Dean has a plan! And now all he has to do is get Cas on board. But where is Cas?
Chapter 2
Sam could have been all smug and gloaty when Dean said he'd been to see the house and was intending to fix it up and live in it for a while. He could have taken credit for finding the right kind of therapy for his brother and been a total annoying bitch about it. But he just said, "Oh. Okay, then." And left it at that.
Then he proceeded to annoy the shit out of Dean, fidgeting on his stool, messing about with his meal, pushing scraps of lettuce around his plate and spearing tiny bits of red and orange pepper one at a time until the tines of his fork were full.
Dean ignored him, hungrily shovelling in huge quantities of stale breakfast cereal (and why was it always down to him to finish off the ends of the boxes, when Sammy just went ahead and opened new ones whenever he felt like a change?)

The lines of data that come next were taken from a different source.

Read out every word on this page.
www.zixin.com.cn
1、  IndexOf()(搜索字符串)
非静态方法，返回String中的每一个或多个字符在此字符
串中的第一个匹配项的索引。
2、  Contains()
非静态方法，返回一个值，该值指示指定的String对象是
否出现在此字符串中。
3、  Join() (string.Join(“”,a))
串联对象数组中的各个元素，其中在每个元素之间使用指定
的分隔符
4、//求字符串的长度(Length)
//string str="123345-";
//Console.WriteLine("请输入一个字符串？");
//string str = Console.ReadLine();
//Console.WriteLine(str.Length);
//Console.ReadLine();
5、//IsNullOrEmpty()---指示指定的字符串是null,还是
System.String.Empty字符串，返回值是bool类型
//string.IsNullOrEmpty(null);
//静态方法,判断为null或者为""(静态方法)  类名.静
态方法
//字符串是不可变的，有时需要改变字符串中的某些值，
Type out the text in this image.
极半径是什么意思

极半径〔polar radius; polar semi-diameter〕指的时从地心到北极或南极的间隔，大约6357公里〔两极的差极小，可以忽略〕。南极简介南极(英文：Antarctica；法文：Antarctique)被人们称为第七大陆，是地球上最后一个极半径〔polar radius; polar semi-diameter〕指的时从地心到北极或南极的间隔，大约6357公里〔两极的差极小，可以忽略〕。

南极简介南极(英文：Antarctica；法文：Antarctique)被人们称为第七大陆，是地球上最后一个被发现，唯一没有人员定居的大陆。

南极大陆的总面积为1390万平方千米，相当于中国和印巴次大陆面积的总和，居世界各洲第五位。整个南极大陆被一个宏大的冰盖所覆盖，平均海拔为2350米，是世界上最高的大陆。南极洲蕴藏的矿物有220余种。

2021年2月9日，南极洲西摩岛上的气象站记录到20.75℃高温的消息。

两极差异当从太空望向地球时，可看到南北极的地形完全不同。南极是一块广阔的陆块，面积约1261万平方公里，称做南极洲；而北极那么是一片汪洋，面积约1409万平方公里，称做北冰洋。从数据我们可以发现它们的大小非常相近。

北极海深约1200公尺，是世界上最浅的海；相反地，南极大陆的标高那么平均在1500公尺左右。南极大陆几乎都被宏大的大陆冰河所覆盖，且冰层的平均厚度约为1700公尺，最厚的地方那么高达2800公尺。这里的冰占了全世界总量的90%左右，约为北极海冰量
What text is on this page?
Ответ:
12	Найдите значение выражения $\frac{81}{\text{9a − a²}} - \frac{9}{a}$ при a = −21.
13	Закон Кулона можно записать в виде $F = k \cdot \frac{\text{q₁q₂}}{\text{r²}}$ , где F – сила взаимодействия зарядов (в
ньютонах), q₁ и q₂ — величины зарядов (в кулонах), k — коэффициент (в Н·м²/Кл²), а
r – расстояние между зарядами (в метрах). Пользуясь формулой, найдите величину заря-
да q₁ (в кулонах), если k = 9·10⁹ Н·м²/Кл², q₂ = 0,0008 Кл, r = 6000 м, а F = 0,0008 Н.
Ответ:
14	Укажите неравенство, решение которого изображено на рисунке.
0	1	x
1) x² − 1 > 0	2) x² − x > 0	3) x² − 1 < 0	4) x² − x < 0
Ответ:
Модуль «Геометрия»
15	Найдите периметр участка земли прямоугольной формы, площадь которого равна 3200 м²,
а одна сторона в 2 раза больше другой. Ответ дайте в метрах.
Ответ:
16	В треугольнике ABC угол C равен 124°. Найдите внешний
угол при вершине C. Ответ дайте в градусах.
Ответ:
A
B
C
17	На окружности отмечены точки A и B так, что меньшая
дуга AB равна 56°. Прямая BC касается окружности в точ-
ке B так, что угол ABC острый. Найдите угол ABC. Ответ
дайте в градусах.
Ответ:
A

Sam cleared his throat and tried to spear another piece of pepper. It pinged off the plate and landed in the middle of Dean's bowl.
Dean wiped the splash of milk off his chin. "You got something to say, Sammy?"
"No. Yes. Look- actually, why are you eating cereal for dinner, Dean?"
Dean looked at him. "Because there ain't no pizza left," he said. His spoon hovered over his bowl, where a speck of red pepper lazily do-si-do'd a piece of cookie crunch. "Come on, Sammy. What's got your salad in a spin? 'Cos I know it ain't my dietary habits."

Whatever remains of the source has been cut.